Yes, I have this bed file:
$head CITS.bed
chr1 568974 568975 CITS_1[gene=chr1_f_c24][PH=12][PH0=0.29][P=1.01e-12] 12 +
chr1 2239149 2239150 CITS_2[gene=chr1_f_c1136][PH=7][PH0=0.40][P=2.21e-04] 7 +
chr1 2239899 2239900 CITS_3[gene=chr1_f_c1138][PH=6][PH0=0.21][P=3.56e-04] 6 +
chr1 2461199 2461200 CITS_4[gene=chr1_f_c1237][PH=5][PH0=0.17][P=1.46e-04] 5 +
And I want to get something like this (as a random example) with each attribute in a different column but each column corresponding to one attribute.
chr1 568974 568975 CITS_1[gene=chr1_f_c24][PH=12][PH0=0.29][P=1.01e-12] 12 + Gene_ID:EST000000 Gene_name: GeneX Transcript_name: Transcript X Feature: 5'UTR
chr1 2239149 2239150 CITS_2[gene=chr1_f_c1136][PH=7][PH0=0.40][P=2.21e-04] 7 + Gene_ID:EST0000001 Gene_name: GeneY Transcript_name: Transcript Y Feature: lnRNA
chr1 2239899 2239900 CITS_3[gene=chr1_f_c1138][PH=6][PH0=0.21][P=3.56e-04] 6 + Gene_ID:EST0000002 Gene_name: GeneZ Transcript_name: Transcript Z Feature: miRNA001
The bed file contains only RNA reads (mRNAs, miRNAs, lnRNAs, snRNAs).
I had originally converted the gtf file into a bed file before using bedtools intersect.
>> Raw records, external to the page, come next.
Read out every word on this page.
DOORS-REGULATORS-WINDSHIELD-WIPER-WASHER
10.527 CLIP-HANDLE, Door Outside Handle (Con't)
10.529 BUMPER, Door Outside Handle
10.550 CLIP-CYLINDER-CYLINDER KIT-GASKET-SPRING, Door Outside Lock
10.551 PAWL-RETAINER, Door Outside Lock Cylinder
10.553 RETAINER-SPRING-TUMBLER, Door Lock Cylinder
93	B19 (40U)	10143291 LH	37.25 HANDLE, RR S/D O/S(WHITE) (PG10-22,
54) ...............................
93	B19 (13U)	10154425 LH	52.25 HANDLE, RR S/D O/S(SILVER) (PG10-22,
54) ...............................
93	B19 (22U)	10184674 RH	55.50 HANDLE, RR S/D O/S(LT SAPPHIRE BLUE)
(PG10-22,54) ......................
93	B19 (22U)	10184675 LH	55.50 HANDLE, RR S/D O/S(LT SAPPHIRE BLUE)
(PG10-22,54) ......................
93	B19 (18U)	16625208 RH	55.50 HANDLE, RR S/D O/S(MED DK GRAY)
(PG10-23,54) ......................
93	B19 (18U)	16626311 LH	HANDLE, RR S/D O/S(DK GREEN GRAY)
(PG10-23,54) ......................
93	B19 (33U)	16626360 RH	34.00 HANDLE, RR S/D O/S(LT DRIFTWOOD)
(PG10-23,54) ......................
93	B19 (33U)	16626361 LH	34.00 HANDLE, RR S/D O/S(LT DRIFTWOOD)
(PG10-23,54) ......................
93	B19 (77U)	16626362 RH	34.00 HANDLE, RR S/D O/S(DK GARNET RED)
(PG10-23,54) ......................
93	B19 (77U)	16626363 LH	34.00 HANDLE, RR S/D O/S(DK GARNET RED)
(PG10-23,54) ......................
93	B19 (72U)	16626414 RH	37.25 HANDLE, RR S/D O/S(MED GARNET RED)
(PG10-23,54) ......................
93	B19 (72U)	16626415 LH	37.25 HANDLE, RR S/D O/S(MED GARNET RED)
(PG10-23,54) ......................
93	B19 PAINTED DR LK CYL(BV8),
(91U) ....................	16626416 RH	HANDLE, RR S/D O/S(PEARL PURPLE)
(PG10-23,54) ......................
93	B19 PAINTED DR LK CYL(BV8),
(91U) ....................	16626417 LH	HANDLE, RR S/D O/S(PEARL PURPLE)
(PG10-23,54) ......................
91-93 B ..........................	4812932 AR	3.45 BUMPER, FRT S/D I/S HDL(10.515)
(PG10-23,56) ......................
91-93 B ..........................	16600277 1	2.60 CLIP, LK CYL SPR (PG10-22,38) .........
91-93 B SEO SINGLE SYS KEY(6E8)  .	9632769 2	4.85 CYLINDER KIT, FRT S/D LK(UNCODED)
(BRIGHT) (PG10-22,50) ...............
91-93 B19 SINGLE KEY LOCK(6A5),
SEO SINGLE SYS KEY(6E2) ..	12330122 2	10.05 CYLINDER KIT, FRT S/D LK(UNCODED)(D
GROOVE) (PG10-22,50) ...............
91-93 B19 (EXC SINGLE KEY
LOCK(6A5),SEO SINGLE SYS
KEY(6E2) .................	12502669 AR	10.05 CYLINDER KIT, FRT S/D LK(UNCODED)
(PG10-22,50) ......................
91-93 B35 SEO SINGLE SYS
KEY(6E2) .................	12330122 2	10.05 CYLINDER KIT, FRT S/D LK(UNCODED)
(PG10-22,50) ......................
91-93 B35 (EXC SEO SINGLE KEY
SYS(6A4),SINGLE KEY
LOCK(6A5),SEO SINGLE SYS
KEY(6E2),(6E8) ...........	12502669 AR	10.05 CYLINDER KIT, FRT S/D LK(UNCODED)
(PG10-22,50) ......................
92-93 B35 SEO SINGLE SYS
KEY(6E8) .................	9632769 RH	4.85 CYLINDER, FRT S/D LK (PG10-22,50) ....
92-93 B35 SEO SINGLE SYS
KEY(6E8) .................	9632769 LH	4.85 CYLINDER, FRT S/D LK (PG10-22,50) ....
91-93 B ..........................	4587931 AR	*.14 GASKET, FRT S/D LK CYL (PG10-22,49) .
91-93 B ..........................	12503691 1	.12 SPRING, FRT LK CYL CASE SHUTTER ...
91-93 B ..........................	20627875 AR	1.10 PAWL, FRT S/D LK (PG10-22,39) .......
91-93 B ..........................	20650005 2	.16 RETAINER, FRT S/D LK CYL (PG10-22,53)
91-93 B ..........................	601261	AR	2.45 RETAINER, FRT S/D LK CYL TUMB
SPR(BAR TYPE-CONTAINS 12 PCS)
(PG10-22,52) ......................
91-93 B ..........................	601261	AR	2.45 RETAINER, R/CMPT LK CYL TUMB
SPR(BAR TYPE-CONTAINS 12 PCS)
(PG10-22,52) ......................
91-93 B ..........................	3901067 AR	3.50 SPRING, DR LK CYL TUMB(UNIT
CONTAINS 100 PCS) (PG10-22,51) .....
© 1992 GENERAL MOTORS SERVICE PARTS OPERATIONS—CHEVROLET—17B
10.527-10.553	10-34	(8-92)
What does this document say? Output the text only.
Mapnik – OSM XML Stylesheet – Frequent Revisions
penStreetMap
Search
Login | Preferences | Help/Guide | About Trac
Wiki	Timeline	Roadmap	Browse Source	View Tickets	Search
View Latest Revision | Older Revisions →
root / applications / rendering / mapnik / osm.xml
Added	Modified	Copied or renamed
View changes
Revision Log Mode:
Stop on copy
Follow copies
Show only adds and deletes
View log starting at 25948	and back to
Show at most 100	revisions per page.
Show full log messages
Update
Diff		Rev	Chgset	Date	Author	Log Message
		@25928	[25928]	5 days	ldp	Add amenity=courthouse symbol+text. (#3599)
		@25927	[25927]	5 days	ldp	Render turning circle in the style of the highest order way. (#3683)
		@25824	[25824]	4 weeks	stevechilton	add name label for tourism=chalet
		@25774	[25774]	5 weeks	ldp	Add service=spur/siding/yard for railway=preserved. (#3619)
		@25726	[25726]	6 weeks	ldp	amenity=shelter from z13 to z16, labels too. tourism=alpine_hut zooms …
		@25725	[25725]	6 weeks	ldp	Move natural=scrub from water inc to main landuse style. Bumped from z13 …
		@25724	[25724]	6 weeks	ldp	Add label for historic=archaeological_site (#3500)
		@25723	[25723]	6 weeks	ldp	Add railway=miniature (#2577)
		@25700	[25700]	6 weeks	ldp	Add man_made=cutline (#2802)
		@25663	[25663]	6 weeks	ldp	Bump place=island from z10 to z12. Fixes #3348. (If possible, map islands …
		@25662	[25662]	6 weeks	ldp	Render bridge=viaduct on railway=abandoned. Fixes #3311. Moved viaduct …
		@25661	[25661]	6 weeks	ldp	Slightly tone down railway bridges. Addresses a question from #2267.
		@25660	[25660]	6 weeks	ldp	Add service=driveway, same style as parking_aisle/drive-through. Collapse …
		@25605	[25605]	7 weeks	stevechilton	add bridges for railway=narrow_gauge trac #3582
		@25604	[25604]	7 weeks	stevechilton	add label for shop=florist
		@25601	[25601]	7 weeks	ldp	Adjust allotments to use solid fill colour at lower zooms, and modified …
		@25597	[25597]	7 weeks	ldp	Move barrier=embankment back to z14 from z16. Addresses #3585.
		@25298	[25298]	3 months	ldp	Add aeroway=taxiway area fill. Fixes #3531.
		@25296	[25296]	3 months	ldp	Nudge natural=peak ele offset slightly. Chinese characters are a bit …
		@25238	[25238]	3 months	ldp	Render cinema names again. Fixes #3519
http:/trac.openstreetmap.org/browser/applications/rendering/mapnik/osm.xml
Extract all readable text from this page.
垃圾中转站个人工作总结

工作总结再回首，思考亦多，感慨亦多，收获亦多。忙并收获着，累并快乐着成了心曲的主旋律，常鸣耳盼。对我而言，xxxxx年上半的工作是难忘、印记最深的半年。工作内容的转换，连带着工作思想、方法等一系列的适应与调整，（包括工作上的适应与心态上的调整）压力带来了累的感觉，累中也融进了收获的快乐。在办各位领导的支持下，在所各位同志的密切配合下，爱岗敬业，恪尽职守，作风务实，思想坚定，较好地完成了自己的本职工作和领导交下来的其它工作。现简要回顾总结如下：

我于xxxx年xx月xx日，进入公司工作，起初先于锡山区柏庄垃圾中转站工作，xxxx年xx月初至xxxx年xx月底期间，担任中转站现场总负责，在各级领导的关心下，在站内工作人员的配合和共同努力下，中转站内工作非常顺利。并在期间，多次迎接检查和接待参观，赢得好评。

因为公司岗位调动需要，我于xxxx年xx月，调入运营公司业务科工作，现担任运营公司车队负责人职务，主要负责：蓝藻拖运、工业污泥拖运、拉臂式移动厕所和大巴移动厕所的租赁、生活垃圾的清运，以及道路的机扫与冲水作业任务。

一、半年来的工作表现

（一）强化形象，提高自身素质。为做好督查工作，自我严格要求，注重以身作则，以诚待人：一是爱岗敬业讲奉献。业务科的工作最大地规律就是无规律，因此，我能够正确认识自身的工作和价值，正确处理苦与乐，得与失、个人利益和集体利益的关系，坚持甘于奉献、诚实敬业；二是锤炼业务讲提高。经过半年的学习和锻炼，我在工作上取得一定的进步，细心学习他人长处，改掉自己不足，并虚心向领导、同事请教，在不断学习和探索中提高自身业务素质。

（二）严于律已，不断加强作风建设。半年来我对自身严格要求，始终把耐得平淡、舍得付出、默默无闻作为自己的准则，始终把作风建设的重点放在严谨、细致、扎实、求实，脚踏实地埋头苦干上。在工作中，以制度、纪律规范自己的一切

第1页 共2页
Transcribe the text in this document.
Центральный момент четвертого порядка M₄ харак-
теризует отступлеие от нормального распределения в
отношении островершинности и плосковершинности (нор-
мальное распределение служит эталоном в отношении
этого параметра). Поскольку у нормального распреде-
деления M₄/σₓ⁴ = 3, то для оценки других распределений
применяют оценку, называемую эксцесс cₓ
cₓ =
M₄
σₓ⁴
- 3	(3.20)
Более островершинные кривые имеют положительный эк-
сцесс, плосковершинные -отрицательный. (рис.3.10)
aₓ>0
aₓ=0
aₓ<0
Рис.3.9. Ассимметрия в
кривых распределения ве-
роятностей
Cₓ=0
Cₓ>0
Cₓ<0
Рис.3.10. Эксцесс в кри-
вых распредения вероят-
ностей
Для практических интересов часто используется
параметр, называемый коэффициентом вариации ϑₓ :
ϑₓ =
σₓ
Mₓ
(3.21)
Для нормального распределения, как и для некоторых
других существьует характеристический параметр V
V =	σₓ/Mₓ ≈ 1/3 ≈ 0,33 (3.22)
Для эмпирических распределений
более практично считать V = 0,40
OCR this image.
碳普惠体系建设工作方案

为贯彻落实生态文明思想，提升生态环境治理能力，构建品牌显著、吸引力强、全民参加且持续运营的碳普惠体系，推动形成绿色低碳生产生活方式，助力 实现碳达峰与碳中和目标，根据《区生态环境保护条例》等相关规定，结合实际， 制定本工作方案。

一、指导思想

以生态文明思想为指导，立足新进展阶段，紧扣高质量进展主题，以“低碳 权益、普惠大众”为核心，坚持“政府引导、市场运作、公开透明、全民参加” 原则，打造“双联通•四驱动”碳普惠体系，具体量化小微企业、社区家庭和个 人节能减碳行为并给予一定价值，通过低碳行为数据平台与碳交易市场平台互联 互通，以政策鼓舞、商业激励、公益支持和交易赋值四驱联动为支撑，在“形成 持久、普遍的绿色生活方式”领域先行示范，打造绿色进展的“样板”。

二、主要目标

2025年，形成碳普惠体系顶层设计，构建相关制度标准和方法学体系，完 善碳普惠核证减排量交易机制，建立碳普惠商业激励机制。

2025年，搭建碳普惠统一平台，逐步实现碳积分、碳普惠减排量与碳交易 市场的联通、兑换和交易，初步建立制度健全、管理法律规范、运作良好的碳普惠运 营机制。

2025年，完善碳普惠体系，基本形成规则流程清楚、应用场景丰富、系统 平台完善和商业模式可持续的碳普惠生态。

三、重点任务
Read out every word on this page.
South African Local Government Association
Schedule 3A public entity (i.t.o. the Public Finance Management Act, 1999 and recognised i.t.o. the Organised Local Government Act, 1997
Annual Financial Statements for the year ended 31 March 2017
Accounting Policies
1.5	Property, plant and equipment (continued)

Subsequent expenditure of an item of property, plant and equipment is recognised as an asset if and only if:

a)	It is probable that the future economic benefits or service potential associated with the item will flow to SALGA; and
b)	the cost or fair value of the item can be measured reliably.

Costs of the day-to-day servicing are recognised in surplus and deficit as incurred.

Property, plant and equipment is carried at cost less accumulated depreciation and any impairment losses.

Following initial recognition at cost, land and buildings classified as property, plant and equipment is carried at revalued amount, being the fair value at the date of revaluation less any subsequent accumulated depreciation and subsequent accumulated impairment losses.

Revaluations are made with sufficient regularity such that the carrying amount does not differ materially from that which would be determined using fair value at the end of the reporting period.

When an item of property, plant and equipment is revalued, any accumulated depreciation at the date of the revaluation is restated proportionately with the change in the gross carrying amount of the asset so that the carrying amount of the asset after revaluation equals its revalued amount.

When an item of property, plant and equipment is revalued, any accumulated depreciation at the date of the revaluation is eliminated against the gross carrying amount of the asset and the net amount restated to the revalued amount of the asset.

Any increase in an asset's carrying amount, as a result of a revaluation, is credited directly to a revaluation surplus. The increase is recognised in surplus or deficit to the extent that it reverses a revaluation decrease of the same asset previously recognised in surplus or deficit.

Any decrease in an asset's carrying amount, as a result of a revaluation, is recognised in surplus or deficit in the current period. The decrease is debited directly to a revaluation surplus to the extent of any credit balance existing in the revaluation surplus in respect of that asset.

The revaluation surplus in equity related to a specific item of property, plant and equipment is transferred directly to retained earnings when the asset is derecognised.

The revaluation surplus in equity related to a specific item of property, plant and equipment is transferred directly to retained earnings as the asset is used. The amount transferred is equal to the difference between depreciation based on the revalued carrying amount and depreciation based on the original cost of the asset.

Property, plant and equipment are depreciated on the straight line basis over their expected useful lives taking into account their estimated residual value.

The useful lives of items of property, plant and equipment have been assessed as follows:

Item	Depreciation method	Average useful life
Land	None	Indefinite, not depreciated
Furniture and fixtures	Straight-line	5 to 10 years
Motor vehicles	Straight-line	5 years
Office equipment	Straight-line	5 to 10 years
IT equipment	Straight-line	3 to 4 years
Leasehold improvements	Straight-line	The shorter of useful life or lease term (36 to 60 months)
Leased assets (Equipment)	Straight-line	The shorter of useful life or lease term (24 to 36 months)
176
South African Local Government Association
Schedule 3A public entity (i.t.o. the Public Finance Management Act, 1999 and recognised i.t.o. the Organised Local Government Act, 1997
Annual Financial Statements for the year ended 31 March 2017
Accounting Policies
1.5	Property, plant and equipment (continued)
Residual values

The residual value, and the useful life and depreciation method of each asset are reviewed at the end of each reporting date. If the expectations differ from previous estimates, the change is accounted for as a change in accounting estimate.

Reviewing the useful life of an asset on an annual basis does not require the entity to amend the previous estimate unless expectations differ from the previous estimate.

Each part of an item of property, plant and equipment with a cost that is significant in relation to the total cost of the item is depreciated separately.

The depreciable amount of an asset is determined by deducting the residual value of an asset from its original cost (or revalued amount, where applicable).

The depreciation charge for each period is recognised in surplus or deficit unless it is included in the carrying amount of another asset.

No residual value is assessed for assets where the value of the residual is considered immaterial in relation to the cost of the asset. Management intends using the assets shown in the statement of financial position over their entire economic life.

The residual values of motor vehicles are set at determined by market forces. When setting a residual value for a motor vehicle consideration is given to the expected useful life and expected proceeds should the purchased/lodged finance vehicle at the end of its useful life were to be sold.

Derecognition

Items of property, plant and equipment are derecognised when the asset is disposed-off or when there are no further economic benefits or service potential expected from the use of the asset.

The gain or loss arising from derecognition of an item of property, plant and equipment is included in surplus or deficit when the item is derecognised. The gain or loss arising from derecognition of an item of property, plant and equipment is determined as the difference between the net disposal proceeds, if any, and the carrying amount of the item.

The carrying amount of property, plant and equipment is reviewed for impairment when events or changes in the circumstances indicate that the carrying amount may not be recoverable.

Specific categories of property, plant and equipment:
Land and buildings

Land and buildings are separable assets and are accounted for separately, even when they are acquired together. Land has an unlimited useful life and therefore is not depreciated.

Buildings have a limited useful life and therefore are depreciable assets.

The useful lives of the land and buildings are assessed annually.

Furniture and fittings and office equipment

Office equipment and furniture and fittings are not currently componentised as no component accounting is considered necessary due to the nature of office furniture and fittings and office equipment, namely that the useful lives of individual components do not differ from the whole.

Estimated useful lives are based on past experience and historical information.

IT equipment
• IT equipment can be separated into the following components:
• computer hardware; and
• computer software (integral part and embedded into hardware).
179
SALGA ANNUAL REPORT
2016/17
But yes you are correct, the gtf file (gencode.v28.annotation.hg38.gtf) is really messy (attributes column):
chr1 HAVANA gene 11869 14409 . + . gene_id "ENSG00000223972.5"; gene_type "transcribed_unprocessed_pseudogene"; gene_name "DDX11L1"; level 2; havana_gene "OTTHUMG00000000961.2";
chr1 HAVANA transcript 11869 14409 . + . gene_id "ENSG00000223972.5"; transcript_id "ENST00000456328.2"; gene_type "transcribed_unprocessed_pseudogene"; gene_name "DDX11L1"; transcript_type "processed_transcript"; transcript_name "RP11-34P13.1-002"; level 2; transcript_support_level "1"; tag "basic"; havana_gene "OTTHUMG00000000961.2"; havana_transcript "OTTHUMT00000362751.1";
Can you show which files you have and what are you trying to get? In general, I wouldn't recommend doing bedtools intersect on a gtf file because bedtools don't really understanf the relations between features like gene -> transcript -> exon and your output file might get very messed up. Definitely check it in Genome Browser and look if all your exons, transcripts are in place, etc.